One of the ways in which we’ve earned and kept the trust and respect of our clients is knowing when to direct them to other professionals for advice.
A timely case in point is the increasing chatter about banks dropping upper age limits for home loan lending.
Stories like Older Australians into their eighties approved for home loans in The Advertiser mean we get asked our opinions as conveyancers and while we all have private opinions on the matter, we take our role seriously and believe that experts need to restrict their opinions to the field of their expertise.
With that said, I do have some general observations to share, from a conveyancer’s perspective.
More loans to older Australians as banks change age restrictions
The story I cited above is based on the fact that more banks are starting to drop maximum age restrictions for home loan customers.

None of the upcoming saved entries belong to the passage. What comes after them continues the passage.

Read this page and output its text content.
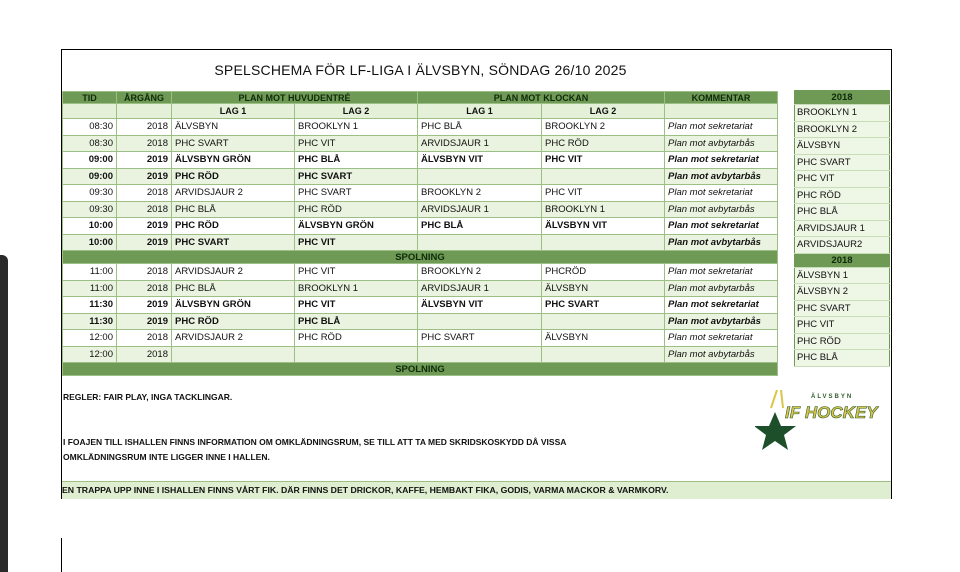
SPELSCHEMA FÖR LF-LIGA I ÄLVSBYN, SÖNDAG 26/10 2025
TID	ÅRGÅNG	PLAN MOT HUVUDENTRÉ		PLAN MOT KLOCKAN		KOMMENTAR
		LAG 1	LAG 2	LAG 1	LAG 2	
08:30	2018	ÄLVSBYN	BROOKLYN 1	PHC BLÅ	BROOKLYN 2	Plan mot sekretariat
08:30	2018	PHC SVART	PHC VIT	ARVIDSJAUR 1	PHC RÖD	Plan mot avbytarbås
09:00	2019	ÄLVSBYN GRÖN	PHC BLÅ	ÄLVSBYN VIT	PHC VIT	Plan mot sekretariat
09:00	2019	PHC RÖD	PHC SVART			Plan mot avbytarbås
09:30	2018	ARVIDSJAUR 2	PHC SVART	BROOKLYN 2	PHC VIT	Plan mot sekretariat
09:30	2018	PHC BLÅ	PHC RÖD	ARVIDSJAUR 1	BROOKLYN 1	Plan mot avbytarbås
10:00	2019	PHC RÖD	ÄLVSBYN GRÖN	PHC BLÅ	ÄLVSBYN VIT	Plan mot sekretariat
10:00	2019	PHC SVART	PHC VIT			Plan mot avbytarbås
SPOLNING						
11:00	2018	ARVIDSJAUR 2	PHC VIT	BROOKLYN 2	PHCRÖD	Plan mot sekretariat
11:00	2018	PHC BLÅ	BROOKLYN 1	ARVIDSJAUR 1	ÄLVSBYN	Plan mot avbytarbås
11:30	2019	ÄLVSBYN GRÖN	PHC VIT	ÄLVSBYN VIT	PHC SVART	Plan mot sekretariat
11:30	2019	PHC RÖD	PHC BLÅ			Plan mot avbytarbås
12:00	2018	ARVIDSJAUR 2	PHC RÖD	PHC SVART	ÄLVSBYN	Plan mot sekretariat
12:00	2018					Plan mot avbytarbås
SPOLNING						
2018
BROOKLYN 1
BROOKLYN 2
ÄLVSBYN
PHC SVART
PHC VIT
PHC RÖD
PHC BLÅ
ARVIDSJAUR 1
ARVIDSJAUR2
2018
ÄLVSBYN 1
ÄLVSBYN 2
PHC SVART
PHC VIT
PHC RÖD
PHC BLÅ
REGLER: FAIR PLAY, INGA TACKLINGAR.
I FOAJEN TILL ISHALLEN FINNS INFORMATION OM OMKLÄDNINGSRUM, SE TILL ATT TA MED SKRIDSKOSKYDD DÅ VISSA
OMKLÄDNINGSRUM INTE LIGGER INNE I HALLEN.
ÄLVSBYN
IF HOCKEY
EN TRAPPA UPP INNE I ISHALLEN FINNS VÅRT FIK. DÄR FINNS DET DRICKOR, KAFFE, HEMBAKT FIKA, GODIS, VARMA MACKOR & VARMKORV.
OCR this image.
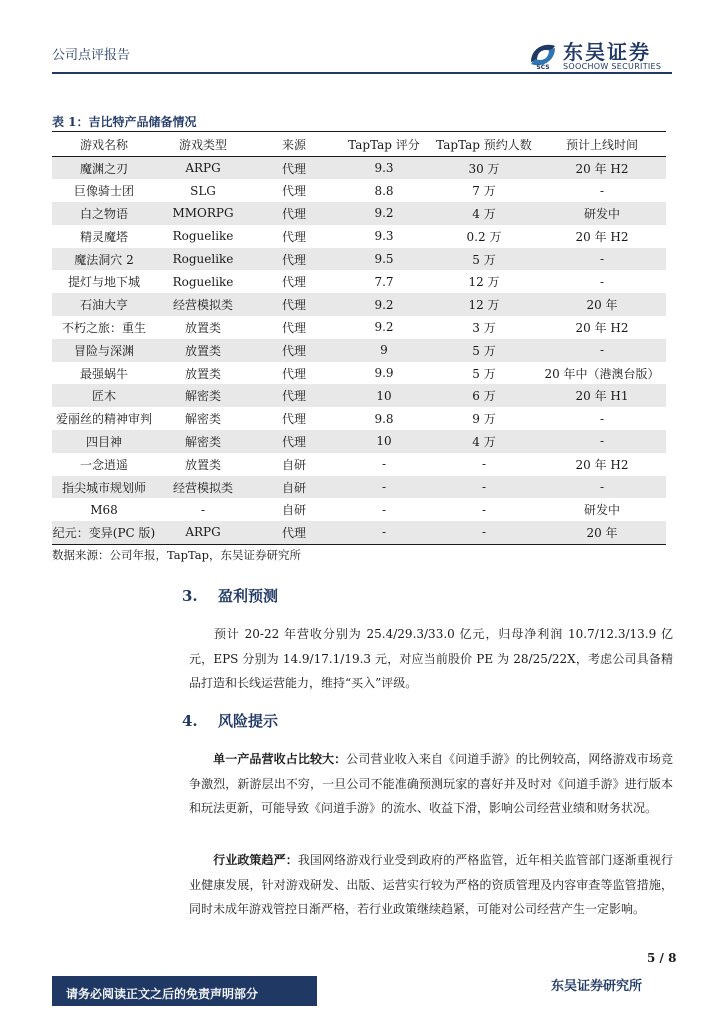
公司点评报告
SCS
东吴证券
SOOCHOW SECURITIES
表 1：吉比特产品储备情况
游戏名称	游戏类型	来源	TapTap 评分	TapTap 预约人数	预计上线时间
魔渊之刃	ARPG	代理	9.3	30 万	20 年 H2
巨像骑士团	SLG	代理	8.8	7 万	-
白之物语	MMORPG	代理	9.2	4 万	研发中
精灵魔塔	Roguelike	代理	9.3	0.2 万	20 年 H2
魔法洞穴 2	Roguelike	代理	9.5	5 万	-
提灯与地下城	Roguelike	代理	7.7	12 万	-
石油大亨	经营模拟类	代理	9.2	12 万	20 年
不朽之旅：重生	放置类	代理	9.2	3 万	20 年 H2
冒险与深渊	放置类	代理	9	5 万	-
最强蜗牛	放置类	代理	9.9	5 万	20 年中（港澳台版）
匠木	解密类	代理	10	6 万	20 年 H1
爱丽丝的精神审判	解密类	代理	9.8	9 万	-
四目神	解密类	代理	10	4 万	-
一念逍遥	放置类	自研	-	-	20 年 H2
指尖城市规划师	经营模拟类	自研	-	-	-
M68	-	自研	-	-	研发中
纪元：变异(PC 版)	ARPG	代理	-	-	20 年
数据来源：公司年报，TapTap，东吴证券研究所
3. 盈利预测
预计 20-22 年营收分别为 25.4/29.3/33.0 亿元，归母净利润 10.7/12.3/13.9 亿元，EPS 分别为 14.9/17.1/19.3 元，对应当前股价 PE 为 28/25/22X，考虑公司具备精品打造和长线运营能力，维持“买入”评级。
4. 风险提示
单一产品营收占比较大：公司营业收入来自《问道手游》的比例较高，网络游戏市场竞争激烈，新游层出不穷，一旦公司不能准确预测玩家的喜好并及时对《问道手游》进行版本和玩法更新，可能导致《问道手游》的流水、收益下滑，影响公司经营业绩和财务状况。
行业政策趋严：我国网络游戏行业受到政府的严格监管，近年相关监管部门逐渐重视行业健康发展，针对游戏研发、出版、运营实行较为严格的资质管理及内容审查等监管措施，同时未成年游戏管控日渐严格，若行业政策继续趋紧，可能对公司经营产生一定影响。
5 / 8
请务必阅读正文之后的免责声明部分	东吴证券研究所
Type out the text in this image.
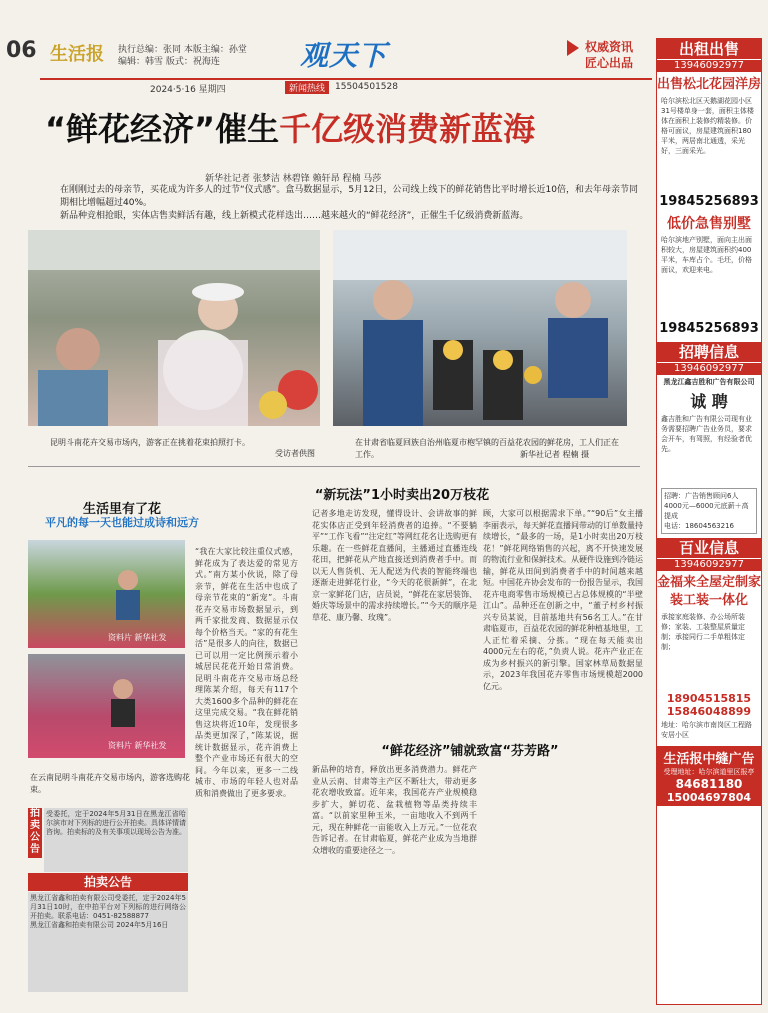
06 生活报 执行总编：张同 本版主编：孙堂
编辑：韩雪 版式：祝海连	观天下	权威资讯
匠心出品
2024·5·16 星期四	新闻热线	15504501528
“鲜花经济”催生千亿级消费新蓝海
新华社记者 张梦洁 林碧锋 赖轩昂 程楠 马莎
在刚刚过去的母亲节，买花成为许多人的过节“仪式感”。盒马数据显示，5月12日，公司线上线下的鲜花销售比平时增长近10倍，和去年母亲节同期相比增幅超过40%。
新品种竞相抢眼，实体店售卖鲜活有趣，线上新模式花样迭出……越来越火的“鲜花经济”，正催生千亿级消费新蓝海。
昆明斗南花卉交易市场内，游客正在挑着花束拍照打卡。
受访者供图
在甘肃省临夏回族自治州临夏市枹罕镇的百益花农园的鲜花房，工人们正在工作。	新华社记者 程楠 摄
生活里有了花
平凡的每一天也能过成诗和远方
资料片 新华社发
资料片 新华社发
在云南昆明斗南花卉交易市场内，游客选购花束。
“我在大家比较注重仪式感，鲜花成为了表达爱的常见方式。”南方某小伙说，除了母亲节，鲜花在生活中也成了母亲节花束的“新宠”。斗南花卉交易市场数据显示，到两千家批发商、数据显示仅每个价格当天。“家的有花生活”是很多人的向往，数据已已可以用一定比例预示着小城居民花花开始日常消费。昆明斗南花卉交易市场总经理陈某介绍，每天有117个大类1600多个品种的鲜花在这里完成交易。“我在鲜花销售这块将近10年，发现很多品类更加深了，”陈某说，据统计数据显示，花卉消费上整个产业市场还有很大的空间。今年以来，更多一二线城市、市场的年轻人也对品质和消费做出了更多要求。
拍卖公告
受委托，定于2024年5月31日在黑龙江省哈尔滨市对下列标的进行公开拍卖。具体详情请咨询。拍卖标的及有关事项以现场公告为准。
拍卖公告
黑龙江省鑫和拍卖有限公司受委托，定于2024年5月31日10时，在中拍平台对下列标的进行网络公开拍卖。联系电话：0451-82588877
黑龙江省鑫和拍卖有限公司 2024年5月16日
“新玩法”1小时卖出20万枝花
记者多地走访发现，懂得设计、会讲故事的鲜花实体店正受到年轻消费者的追捧。“不要躺平”“工作飞看”“注定红”等网红花名让选购更有乐趣。在一些鲜花直播间，主播通过直播连线花田，把鲜花从产地直接送到消费者手中。而以无人售货机、无人配送为代表的智能终端也逐渐走进鲜花行业，“今天的花很新鲜”，在北京一家鲜花门店，店员说，“鲜花在家居装饰、婚庆等场景中的需求持续增长。”“今天的顺序是草花、康乃馨、玫瑰”。
“鲜花经济”铺就致富“芬芳路”
新品种的培育，释放出更多消费潜力。鲜花产业从云南、甘肃等主产区不断壮大，带动更多花农增收致富。近年来，我国花卉产业规模稳步扩大，鲜切花、盆栽植物等品类持续丰富。“以前家里种玉米，一亩地收入不到两千元，现在种鲜花一亩能收入上万元。”一位花农告诉记者。在甘肃临夏，鲜花产业成为当地群众增收的重要途径之一。
顾，大家可以根据需求下单。”“90后”女主播李丽表示，每天鲜花直播间带动的订单数量持续增长，“最多的一场，是1小时卖出20万枝花！”鲜花网络销售的兴起，离不开快速发展的物流行业和保鲜技术。从硬件设施到冷链运输，鲜花从田间到消费者手中的时间越来越短。中国花卉协会发布的一份报告显示，我国花卉电商零售市场规模已占总体规模的“半壁江山”。品种还在创新之中，“董子村乡村振兴专员某说，目前基地共有56名工人。”在甘肃临夏市，百益花农园的鲜花种植基地里，工人正忙着采摘、分拣。“现在每天能卖出4000元左右的花，”负责人说。花卉产业正在成为乡村振兴的新引擎。国家林草局数据显示，2023年我国花卉零售市场规模超2000亿元。
出租出售
13946092977
出售松北花园洋房
哈尔滨松北区天鹅湖花园小区31号楼单身一套，面积主体楼体在面积上装修约精装修。价格可面议，房屋建筑面积180平米，两居南北通透，采光好，三面采光。
19845256893
低价急售别墅
哈尔滨地产别墅，面向主出面积较大，房屋建筑面积约400平米，车库占个。毛坯，价格面议，欢迎来电。
19845256893
招聘信息
13946092977
黑龙江鑫吉胜和广告有限公司
诚 聘
鑫吉胜和广告有限公司现有业务需要招聘广告业务员，要求会开车，有驾照，有经验者优先。
招聘：广告销售顾问6人
4000元—6000元底薪＋高提成
电话：18604563216
百业信息
13946092977
金福来全屋定制家装工装一体化
承接家庭装修、办公场所装修；家装、工装整屋质量定制；承接同行二手单粗体定制；
18904515815
15846048899
地址：哈尔滨市南岗区工程路安居小区
生活报中缝广告
受理地址：哈尔滨道里区报亭
84681180
15004697804
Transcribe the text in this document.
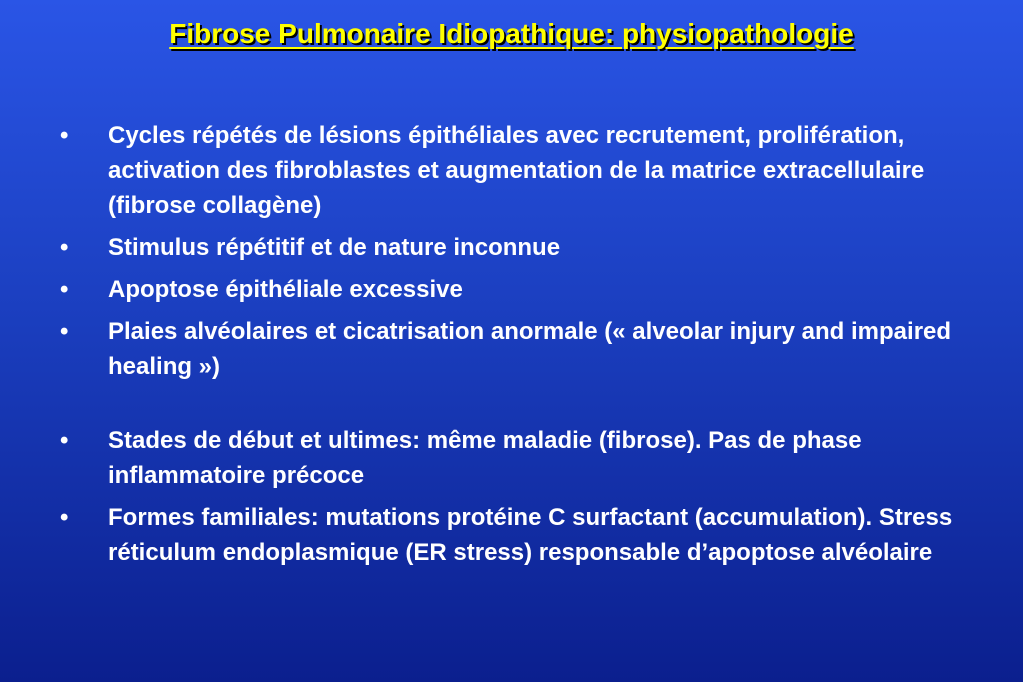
Fibrose Pulmonaire Idiopathique: physiopathologie
•	Cycles répétés de lésions épithéliales avec recrutement, prolifération, activation des fibroblastes et augmentation de la matrice extracellulaire (fibrose collagène)
•	Stimulus répétitif et de nature inconnue
•	Apoptose épithéliale excessive
•	Plaies alvéolaires et cicatrisation anormale (« alveolar injury and impaired healing »)
•	Stades de début et ultimes: même maladie (fibrose). Pas de phase inflammatoire précoce
•	Formes familiales: mutations protéine C surfactant (accumulation). Stress réticulum endoplasmique (ER stress) responsable d’apoptose alvéolaire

This does mean that some customers taking out loans in their 80s will most likely still have mortgage repayments until after their 110th birthday.
In the article, Steven Munchenberg from the Australian Bankers’ Association says responsible ‘lending restrictions apply before approving loans to customers to ensure they can meet repayments’ and that is the key to this issue, in my opinion.
Why seek out home loans later in life? Let me count the reasons …
I can understand the reasons an elderly person may want a loan:
- They are asset rich and cash poor but don’t want to sell their current home to release some of the equity as it has sentimental feelings for them along with the fact it is not easy for elderly people to move.
- They may want to travel to see family before they are unable to or they may need funds for a medical procedure and it’s quicker to arrange for borrowed funds than to sell their property and downsize.
- Paying interest is now in some cases cheaper than paying rent so why not owe money rather than rent which can be seen as “dead money”
- They think that paying off the loan can be done later on when they are in a position where they have to sell their house and replay from the proceeds of sale.
As someone who works with facilitating title transfers and contract execution, it all comes down to clarity and confidence.
If the Bank has outlined repayment requirements thoroughly and the borrowers are comfortable with the fact they are entering into debt, then my main concerns are dealt with.
As for whether this is the best course of action or which loan package would suit you best, that is where I would direct you to your investment and or financial adviser; should they advise you to go forward, we’ll be here to make sure the “I”s are dotted and the “T”s are crossed.